There’s something almost heroic about Order 13 trying to turn warehouse picking into horror. Most people call that “working nights at the depot,” but fair play, they’ve gamified it. You play a doomed employee trudging round a haunted warehouse fulfilling orders while being stalked by a mutant thing, all so your cat doesn’t get the hump. It sounds gloriously unhinged. In practice? Bit of a shambles.
Gaming Heaven
I’ll be fair – the cat is carrying this whole operation on its furry little back. Feeding and spoiling it gives you more motivation than the actual story, which seems to have wandered off somewhere near aisle G. There are moments where the tension works too, especially when you’re hiding under shelves listening to something stomping about like an angry manager. Some of the visual scares work well, without relying on every fright sounding like a dustbin falling downstairs.
There’s also a grim little joke at the heart of it – risking death to meet quotas and buy upgrades. Very modern. Very bleak.

Gaming Hell
Now the graft starts. The gameplay loop is basically: fetch item, pack box, run away, repeat until your soul clocks out. It gets repetitive quicker than hearing “can you stay late?” on a Friday.
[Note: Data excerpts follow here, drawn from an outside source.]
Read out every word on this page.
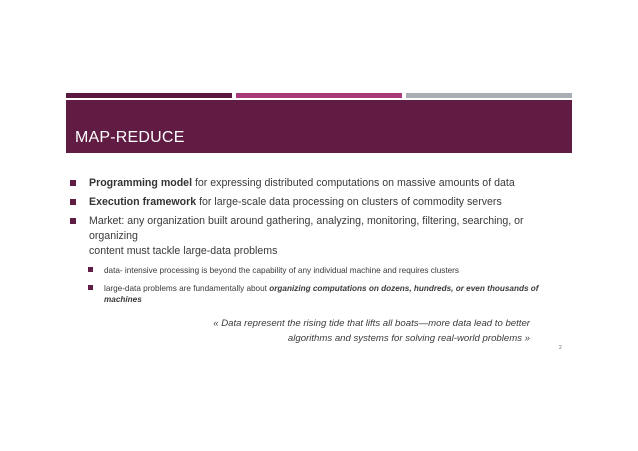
MAP-REDUCE
Programming model for expressing distributed computations on massive amounts of data
Execution framework for large-scale data processing on clusters of commodity servers
Market: any organization built around gathering, analyzing, monitoring, filtering, searching, or organizing
content must tackle large-data problems
data- intensive processing is beyond the capability of any individual machine and requires clusters
large-data problems are fundamentally about organizing computations on dozens, hundreds, or even thousands of
machines
« Data represent the rising tide that lifts all boats—more data lead to better
algorithms and systems for solving real-world problems »
2
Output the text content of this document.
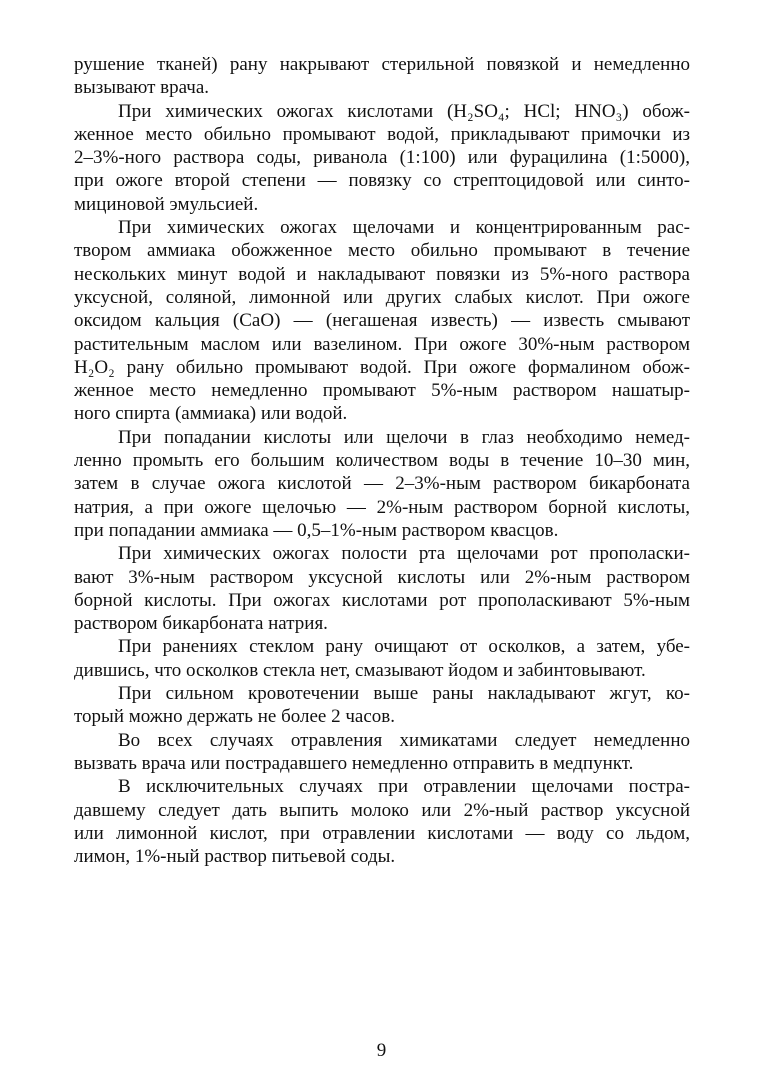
рушение тканей) рану накрывают стерильной повязкой и немедленно
вызывают врача.
При химических ожогах кислотами (H₂SO₄; HCl; HNO₃) обож-
женное место обильно промывают водой, прикладывают примочки из
2–3%-ного раствора соды, риванола (1:100) или фурацилина (1:5000),
при ожоге второй степени — повязку со стрептоцидовой или синто-
мициновой эмульсией.
При химических ожогах щелочами и концентрированным рас-
твором аммиака обожженное место обильно промывают в течение
нескольких минут водой и накладывают повязки из 5%-ного раствора
уксусной, соляной, лимонной или других слабых кислот. При ожоге
оксидом кальция (CaO) — (негашеная известь) — известь смывают
растительным маслом или вазелином. При ожоге 30%-ным раствором
H₂O₂ рану обильно промывают водой. При ожоге формалином обож-
женное место немедленно промывают 5%-ным раствором нашатыр-
ного спирта (аммиака) или водой.
При попадании кислоты или щелочи в глаз необходимо немед-
ленно промыть его большим количеством воды в течение 10–30 мин,
затем в случае ожога кислотой — 2–3%-ным раствором бикарбоната
натрия, а при ожоге щелочью — 2%-ным раствором борной кислоты,
при попадании аммиака — 0,5–1%-ным раствором квасцов.
При химических ожогах полости рта щелочами рот прополаски-
вают 3%-ным раствором уксусной кислоты или 2%-ным раствором
борной кислоты. При ожогах кислотами рот прополаскивают 5%-ным
раствором бикарбоната натрия.
При ранениях стеклом рану очищают от осколков, а затем, убе-
дившись, что осколков стекла нет, смазывают йодом и забинтовывают.
При сильном кровотечении выше раны накладывают жгут, ко-
торый можно держать не более 2 часов.
Во всех случаях отравления химикатами следует немедленно
вызвать врача или пострадавшего немедленно отправить в медпункт.
В исключительных случаях при отравлении щелочами постра-
давшему следует дать выпить молоко или 2%-ный раствор уксусной
или лимонной кислот, при отравлении кислотами — воду со льдом,
лимон, 1%-ный раствор питьевой соды.
9
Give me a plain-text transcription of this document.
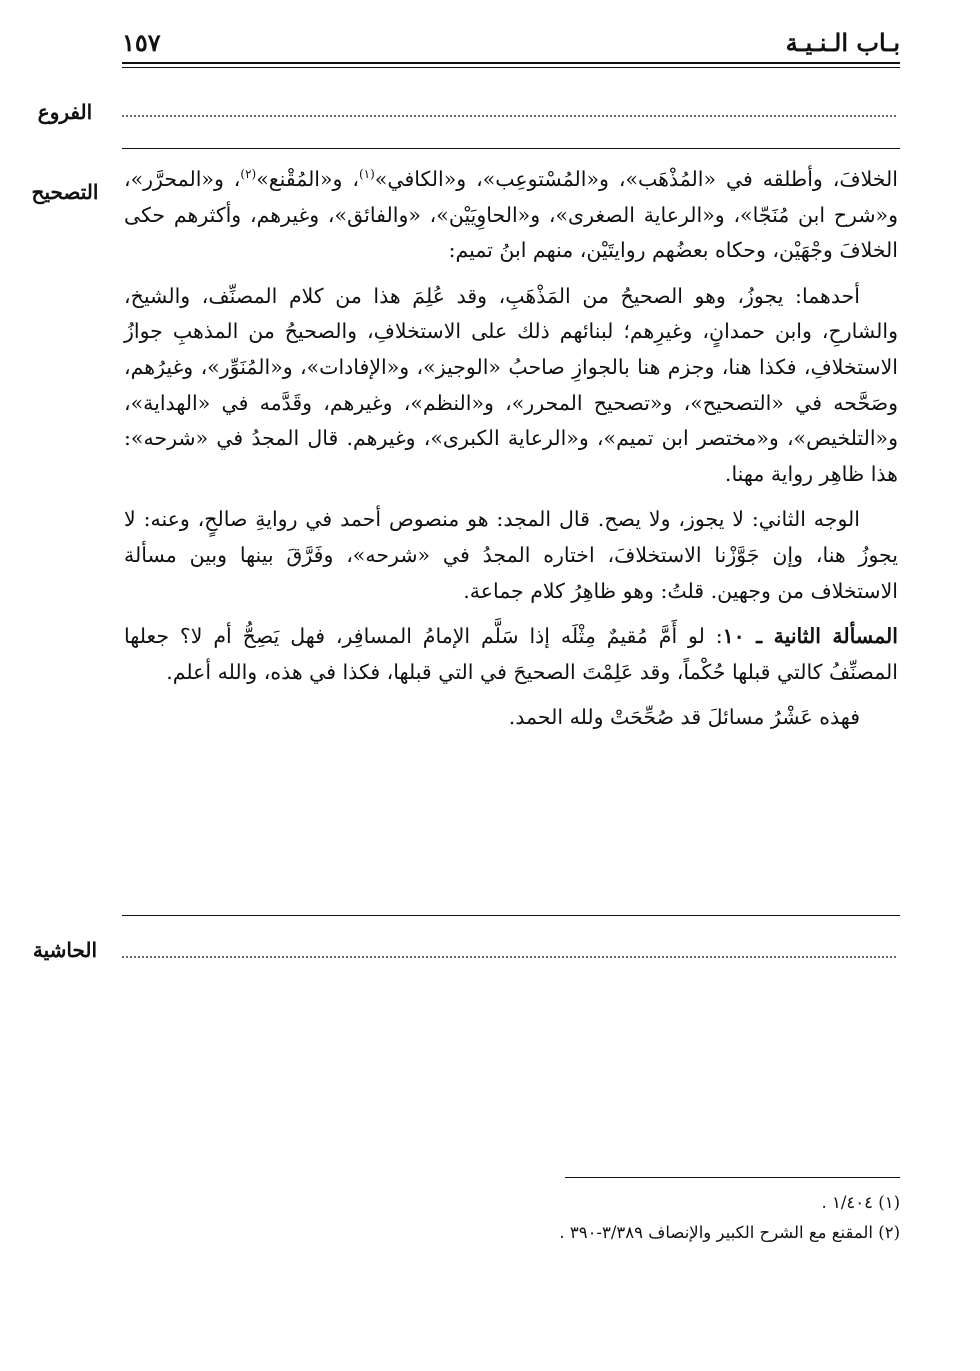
بـاب الـنـيـة
١٥٧
الفروع
التصحيح

الخلافَ، وأطلقه في «المُذْهَب»، و«المُسْتوعِب»، و«الكافي»$^{(١)}$، و«المُقْنع»$^{(٢)}$، و«المحرَّر»، و«شرح ابن مُنَجّا»، و«الرعاية الصغرى»، و«الحاوِيَيْن»، «والفائق»، وغيرهم، وأكثرهم حكى الخلافَ وجْهَيْن، وحكاه بعضُهم روايتَيْن، منهم ابنُ تميم:

أحدهما: يجوزُ، وهو الصحيحُ من المَذْهَبِ، وقد عُلِمَ هذا من كلام المصنِّف، والشيخ، والشارحِ، وابن حمدانٍ، وغيرِهم؛ لبنائهم ذلك على الاستخلافِ، والصحيحُ من المذهبِ جوازُ الاستخلافِ، فكذا هنا، وجزم هنا بالجوازِ صاحبُ «الوجيز»، و«الإفادات»، و«المُنَوِّر»، وغيرُهم، وصَحَّحه في «التصحيح»، و«تصحيح المحرر»، و«النظم»، وغيرهم، وقَدَّمه في «الهداية»، و«التلخيص»، و«مختصر ابن تميم»، و«الرعاية الكبرى»، وغيرهم. قال المجدُ في «شرحه»: هذا ظاهِر رواية مهنا.

الوجه الثاني: لا يجوز، ولا يصح. قال المجد: هو منصوص أحمد في روايةِ صالحٍ، وعنه: لا يجوزُ هنا، وإن جَوَّزْنا الاستخلافَ، اختاره المجدُ في «شرحه»، وفَرَّقَ بينها وبين مسألة الاستخلاف من وجهين. قلتُ: وهو ظاهِرُ كلام جماعة.

المسألة الثانية ـ ١٠: لو أَمَّ مُقيمٌ مِثْلَه إذا سَلَّم الإمامُ المسافِر، فهل يَصِحُّ أم لا؟ جعلها المصنِّفُ كالتي قبلها حُكْماً، وقد عَلِمْتَ الصحيحَ في التي قبلها، فكذا في هذه، والله أعلم.

فهذه عَشْرُ مسائلَ قد صُحِّحَتْ ولله الحمد.

الحاشية
(١) ١/٤٠٤ .
(٢) المقنع مع الشرح الكبير والإنصاف ٣/٣٨٩-٣٩٠ .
The monster AI feels ropey, audio cues are often about as reliable as Southeastern trains, and navigating later areas becomes less “psychological horror” and more “I’m lost in B&Q”.
Upgrades feel half-baked, the shop runs out of ideas, and the whole thing is over in about four hours. Which, honestly, feels merciful.
Worst of all, the game mistakes stress for depth. It throws chores, timers and crouching at you and calls it terror. That’s not horror, that’s admin.

Final Judgement
Order 13 wants to be clever survival horror, but mostly feels like warehouse induction training with hallucinations. A mildly amusing novelty dragged down by repetition and unfinished ideas.